Meghan McCain verbrachte während ihrer Zeit bei « The View » mehrere Jahre damit, sich mit einigen der härtesten Kritiker des Tagesfernsehens zu messen. Sie ist auch jemand, der oft über ihren Vater, den verstorbenen Senator John McCain, gesprochen hat und wie viel er ihr bedeutete, indem er ihn immer wieder ihren « Helden » nannte. Als der Senator 2018 starb, teilte Meghan ihm eine rührende Hommage auf Twitter. „Ich war an seinem Ende bei meinem Vater, wie er bei mir am Anfang war. In den dreiunddreißig Jahren, die wir zusammen verbrachten, hat er mich erzogen, gelehrt, korrigiert, getröstet, ermutigt und in allen Dingen unterstützt , » Sie schrieb. « Er hat mich geliebt, und ich habe ihn geliebt. »

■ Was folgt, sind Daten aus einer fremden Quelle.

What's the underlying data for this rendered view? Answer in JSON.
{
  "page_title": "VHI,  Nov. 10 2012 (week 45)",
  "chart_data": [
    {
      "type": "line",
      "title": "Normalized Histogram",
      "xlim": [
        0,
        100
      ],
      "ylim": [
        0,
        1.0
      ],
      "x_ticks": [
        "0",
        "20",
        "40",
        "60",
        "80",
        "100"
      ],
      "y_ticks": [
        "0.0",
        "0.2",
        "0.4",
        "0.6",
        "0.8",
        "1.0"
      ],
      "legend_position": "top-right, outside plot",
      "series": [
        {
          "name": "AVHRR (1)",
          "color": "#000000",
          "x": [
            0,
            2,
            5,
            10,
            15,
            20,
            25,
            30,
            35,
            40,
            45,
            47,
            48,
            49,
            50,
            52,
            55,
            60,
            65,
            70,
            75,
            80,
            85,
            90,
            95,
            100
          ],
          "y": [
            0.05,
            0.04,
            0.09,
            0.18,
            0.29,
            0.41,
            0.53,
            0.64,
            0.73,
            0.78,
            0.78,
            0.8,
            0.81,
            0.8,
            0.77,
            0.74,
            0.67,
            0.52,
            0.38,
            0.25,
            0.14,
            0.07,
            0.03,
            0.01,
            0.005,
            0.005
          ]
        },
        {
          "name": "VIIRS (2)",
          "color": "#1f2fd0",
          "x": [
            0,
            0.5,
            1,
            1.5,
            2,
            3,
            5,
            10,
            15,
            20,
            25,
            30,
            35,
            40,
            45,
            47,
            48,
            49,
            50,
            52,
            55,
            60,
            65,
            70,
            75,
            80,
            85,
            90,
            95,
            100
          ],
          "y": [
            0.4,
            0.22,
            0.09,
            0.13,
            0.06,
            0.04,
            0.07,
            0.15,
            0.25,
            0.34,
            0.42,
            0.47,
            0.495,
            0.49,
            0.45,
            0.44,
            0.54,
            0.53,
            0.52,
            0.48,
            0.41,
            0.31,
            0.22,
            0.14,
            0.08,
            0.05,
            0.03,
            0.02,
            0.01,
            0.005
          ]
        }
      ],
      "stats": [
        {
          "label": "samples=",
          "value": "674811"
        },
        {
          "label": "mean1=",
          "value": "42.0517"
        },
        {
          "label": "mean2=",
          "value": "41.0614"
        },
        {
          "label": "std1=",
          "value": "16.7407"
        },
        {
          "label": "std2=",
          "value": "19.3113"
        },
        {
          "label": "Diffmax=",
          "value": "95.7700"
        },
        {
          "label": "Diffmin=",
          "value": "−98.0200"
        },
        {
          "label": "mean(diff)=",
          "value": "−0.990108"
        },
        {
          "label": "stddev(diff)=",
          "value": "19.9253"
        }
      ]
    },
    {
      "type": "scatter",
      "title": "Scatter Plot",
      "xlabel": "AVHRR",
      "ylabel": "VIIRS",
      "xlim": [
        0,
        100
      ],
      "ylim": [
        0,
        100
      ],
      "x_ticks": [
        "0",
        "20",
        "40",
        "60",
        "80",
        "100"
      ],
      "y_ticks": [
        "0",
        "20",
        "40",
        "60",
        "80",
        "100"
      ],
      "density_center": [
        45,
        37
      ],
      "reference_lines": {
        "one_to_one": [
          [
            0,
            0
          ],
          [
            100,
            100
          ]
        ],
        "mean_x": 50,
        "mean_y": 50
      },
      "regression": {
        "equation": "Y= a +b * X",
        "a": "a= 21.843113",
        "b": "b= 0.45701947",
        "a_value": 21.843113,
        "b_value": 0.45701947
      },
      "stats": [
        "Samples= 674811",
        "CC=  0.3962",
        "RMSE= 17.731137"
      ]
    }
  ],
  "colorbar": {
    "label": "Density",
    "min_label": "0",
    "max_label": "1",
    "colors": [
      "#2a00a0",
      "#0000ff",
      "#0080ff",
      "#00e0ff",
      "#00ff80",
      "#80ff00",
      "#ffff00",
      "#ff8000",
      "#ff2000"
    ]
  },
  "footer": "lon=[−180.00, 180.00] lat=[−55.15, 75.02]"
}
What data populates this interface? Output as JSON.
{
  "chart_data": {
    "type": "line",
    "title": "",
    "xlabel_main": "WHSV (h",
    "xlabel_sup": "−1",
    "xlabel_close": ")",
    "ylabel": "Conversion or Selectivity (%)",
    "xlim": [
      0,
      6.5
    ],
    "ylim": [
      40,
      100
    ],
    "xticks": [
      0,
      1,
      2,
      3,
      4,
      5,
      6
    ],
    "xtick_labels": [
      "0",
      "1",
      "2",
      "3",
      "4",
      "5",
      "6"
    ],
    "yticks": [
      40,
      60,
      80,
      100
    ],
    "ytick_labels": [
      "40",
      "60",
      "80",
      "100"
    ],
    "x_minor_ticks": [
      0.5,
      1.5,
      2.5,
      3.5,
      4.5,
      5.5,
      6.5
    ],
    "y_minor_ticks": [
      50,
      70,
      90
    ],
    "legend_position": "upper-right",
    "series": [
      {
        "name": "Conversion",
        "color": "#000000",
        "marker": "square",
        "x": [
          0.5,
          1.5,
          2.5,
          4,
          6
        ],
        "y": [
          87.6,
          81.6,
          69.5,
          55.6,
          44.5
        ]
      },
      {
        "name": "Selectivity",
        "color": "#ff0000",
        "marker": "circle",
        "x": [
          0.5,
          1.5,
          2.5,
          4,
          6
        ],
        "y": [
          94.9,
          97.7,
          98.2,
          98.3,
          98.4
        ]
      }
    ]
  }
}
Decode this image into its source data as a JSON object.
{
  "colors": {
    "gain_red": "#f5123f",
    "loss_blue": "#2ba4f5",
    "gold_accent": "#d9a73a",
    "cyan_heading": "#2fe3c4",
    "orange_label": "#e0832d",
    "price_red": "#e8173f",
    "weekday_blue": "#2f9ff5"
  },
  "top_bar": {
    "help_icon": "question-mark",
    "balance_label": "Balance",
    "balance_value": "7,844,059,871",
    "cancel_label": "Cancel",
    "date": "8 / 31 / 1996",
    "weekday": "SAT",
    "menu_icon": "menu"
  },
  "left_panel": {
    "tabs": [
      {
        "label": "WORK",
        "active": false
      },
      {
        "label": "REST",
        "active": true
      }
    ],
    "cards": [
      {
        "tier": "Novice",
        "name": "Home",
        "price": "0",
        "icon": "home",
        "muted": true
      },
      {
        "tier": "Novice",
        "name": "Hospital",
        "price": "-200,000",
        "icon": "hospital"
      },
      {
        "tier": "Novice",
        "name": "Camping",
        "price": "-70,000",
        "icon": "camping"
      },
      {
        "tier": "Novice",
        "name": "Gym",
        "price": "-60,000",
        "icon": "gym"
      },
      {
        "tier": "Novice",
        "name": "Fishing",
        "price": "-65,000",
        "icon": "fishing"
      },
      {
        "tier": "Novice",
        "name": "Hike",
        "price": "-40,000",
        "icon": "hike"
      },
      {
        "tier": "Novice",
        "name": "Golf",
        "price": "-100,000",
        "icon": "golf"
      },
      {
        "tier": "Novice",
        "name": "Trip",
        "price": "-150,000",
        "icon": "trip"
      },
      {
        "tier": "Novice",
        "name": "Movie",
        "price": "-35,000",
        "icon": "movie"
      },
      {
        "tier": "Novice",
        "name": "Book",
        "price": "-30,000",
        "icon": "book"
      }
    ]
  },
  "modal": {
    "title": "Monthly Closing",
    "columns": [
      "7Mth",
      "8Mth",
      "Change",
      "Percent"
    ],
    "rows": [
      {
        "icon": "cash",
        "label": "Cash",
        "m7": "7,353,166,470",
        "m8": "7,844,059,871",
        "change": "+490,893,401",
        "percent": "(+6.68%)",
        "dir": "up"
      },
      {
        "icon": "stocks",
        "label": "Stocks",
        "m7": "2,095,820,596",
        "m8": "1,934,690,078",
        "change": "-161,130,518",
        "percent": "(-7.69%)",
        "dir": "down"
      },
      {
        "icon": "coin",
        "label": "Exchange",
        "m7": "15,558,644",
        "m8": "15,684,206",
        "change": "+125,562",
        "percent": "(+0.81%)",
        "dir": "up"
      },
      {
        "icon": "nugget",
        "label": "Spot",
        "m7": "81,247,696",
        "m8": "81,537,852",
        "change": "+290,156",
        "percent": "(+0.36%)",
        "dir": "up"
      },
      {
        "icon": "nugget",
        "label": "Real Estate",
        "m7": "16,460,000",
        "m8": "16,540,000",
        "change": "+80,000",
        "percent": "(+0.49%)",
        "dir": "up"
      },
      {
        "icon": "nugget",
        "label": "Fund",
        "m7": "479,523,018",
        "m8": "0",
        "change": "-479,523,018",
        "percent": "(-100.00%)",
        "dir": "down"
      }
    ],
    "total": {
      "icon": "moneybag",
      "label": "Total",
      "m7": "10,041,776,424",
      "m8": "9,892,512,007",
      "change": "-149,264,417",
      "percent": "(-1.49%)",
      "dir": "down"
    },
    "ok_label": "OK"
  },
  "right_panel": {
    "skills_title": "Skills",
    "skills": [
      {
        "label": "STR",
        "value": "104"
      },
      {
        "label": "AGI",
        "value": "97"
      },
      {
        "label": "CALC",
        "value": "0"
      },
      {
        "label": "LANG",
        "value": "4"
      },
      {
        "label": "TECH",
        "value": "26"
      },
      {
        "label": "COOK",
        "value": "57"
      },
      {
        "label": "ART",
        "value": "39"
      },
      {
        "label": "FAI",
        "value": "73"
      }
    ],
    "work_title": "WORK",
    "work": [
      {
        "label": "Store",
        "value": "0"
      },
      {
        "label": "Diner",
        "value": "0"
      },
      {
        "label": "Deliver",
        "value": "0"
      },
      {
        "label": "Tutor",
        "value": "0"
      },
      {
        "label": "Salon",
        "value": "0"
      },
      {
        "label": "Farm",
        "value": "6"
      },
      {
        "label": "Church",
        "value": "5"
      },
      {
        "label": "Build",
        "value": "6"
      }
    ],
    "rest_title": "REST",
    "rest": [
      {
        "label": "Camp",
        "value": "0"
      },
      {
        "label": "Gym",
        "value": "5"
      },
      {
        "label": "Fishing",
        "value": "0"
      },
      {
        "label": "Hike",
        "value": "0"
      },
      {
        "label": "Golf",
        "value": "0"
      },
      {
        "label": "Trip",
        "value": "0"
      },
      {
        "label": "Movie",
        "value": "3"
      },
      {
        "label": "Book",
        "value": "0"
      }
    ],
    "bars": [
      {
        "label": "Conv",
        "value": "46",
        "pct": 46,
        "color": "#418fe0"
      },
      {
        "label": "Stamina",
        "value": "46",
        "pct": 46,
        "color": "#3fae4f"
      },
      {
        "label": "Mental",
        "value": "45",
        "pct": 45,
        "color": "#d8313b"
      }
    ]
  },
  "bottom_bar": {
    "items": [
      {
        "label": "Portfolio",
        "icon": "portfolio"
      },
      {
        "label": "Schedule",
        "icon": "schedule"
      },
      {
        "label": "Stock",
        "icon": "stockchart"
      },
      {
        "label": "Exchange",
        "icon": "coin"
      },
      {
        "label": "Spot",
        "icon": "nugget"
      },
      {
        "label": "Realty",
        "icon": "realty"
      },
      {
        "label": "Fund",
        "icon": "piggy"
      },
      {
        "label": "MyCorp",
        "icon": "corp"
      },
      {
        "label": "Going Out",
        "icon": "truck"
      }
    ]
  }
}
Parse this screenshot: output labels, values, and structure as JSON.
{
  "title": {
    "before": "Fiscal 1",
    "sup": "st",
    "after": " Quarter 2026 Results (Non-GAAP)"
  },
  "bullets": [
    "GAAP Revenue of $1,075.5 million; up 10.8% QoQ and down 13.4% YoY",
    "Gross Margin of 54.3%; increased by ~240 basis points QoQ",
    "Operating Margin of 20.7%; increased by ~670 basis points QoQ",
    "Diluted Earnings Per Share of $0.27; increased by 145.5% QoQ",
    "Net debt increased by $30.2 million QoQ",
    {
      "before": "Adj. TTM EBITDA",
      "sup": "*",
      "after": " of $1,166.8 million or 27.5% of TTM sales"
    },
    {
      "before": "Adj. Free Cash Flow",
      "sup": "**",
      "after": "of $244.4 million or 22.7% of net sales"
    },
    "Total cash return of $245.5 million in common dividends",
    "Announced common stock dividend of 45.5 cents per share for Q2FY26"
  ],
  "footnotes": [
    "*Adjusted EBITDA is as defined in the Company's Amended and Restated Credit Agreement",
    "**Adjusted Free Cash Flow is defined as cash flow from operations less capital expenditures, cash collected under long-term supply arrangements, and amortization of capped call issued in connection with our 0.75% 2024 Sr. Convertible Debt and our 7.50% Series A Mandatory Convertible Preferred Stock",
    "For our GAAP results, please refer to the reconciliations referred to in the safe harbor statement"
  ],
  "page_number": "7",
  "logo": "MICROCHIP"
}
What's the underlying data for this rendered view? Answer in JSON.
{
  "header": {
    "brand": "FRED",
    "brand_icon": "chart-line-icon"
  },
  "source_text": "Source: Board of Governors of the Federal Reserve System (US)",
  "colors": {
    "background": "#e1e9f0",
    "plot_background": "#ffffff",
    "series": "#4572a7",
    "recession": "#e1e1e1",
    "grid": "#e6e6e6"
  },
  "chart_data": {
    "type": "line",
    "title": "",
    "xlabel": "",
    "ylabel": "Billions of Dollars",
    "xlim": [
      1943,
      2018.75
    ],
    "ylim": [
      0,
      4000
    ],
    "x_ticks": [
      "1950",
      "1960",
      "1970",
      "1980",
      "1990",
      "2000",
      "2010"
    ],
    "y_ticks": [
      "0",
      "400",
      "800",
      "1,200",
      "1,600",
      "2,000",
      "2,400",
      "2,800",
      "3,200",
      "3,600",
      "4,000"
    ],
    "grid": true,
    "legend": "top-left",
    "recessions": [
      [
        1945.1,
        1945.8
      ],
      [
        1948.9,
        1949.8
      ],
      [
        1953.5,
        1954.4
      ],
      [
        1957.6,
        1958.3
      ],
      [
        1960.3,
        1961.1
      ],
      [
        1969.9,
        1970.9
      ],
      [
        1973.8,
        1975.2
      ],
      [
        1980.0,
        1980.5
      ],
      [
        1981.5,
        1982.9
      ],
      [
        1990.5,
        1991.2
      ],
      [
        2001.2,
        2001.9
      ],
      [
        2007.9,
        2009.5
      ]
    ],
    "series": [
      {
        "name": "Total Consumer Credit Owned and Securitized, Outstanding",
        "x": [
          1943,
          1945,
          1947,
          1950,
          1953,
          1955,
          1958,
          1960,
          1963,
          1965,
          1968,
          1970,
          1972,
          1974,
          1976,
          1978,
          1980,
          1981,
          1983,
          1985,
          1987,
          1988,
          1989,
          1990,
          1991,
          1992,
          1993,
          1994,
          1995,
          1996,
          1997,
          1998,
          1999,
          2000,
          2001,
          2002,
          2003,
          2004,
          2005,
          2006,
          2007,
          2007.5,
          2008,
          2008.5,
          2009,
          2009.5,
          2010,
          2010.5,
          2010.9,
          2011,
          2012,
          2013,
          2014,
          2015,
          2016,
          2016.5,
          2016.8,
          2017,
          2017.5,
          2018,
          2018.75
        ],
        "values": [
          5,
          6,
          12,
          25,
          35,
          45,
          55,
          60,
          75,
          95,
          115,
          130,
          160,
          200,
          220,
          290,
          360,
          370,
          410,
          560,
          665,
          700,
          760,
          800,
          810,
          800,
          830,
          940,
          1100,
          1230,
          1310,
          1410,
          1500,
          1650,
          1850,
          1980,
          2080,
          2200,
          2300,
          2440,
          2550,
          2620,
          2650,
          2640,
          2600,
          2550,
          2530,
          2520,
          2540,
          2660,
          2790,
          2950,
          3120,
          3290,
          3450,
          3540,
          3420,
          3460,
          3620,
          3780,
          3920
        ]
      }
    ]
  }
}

Meghan hat auch keine Zeit damit verschwendet, ihren Vater zu zitieren, wenn es schwierig wird, wie zum Beispiel, als Donald Trump 2019 seine Angriffe auf ihren Vater wiederholte. Sie teilte ein Zitat auf Twitter das sagte « Illegitimi non carborundum », was aus dem Lateinischen übersetzt « Lass dich nicht von den Bastarden zermalmen ». Während es so aussehen mag, als vergeht kaum eine Woche, in der Meghan nicht über ihren Vater spricht, sind einige ihrer Kritiker sogar noch weiter gegangen und haben vorgeschlagen, dass sie möglicherweise an « schweren Daddy-Problemen » leidet. Das sagt Meghan dazu.

Meghan McCain sagt, ihre Kritiker seien diejenigen, die « Therapie brauchen »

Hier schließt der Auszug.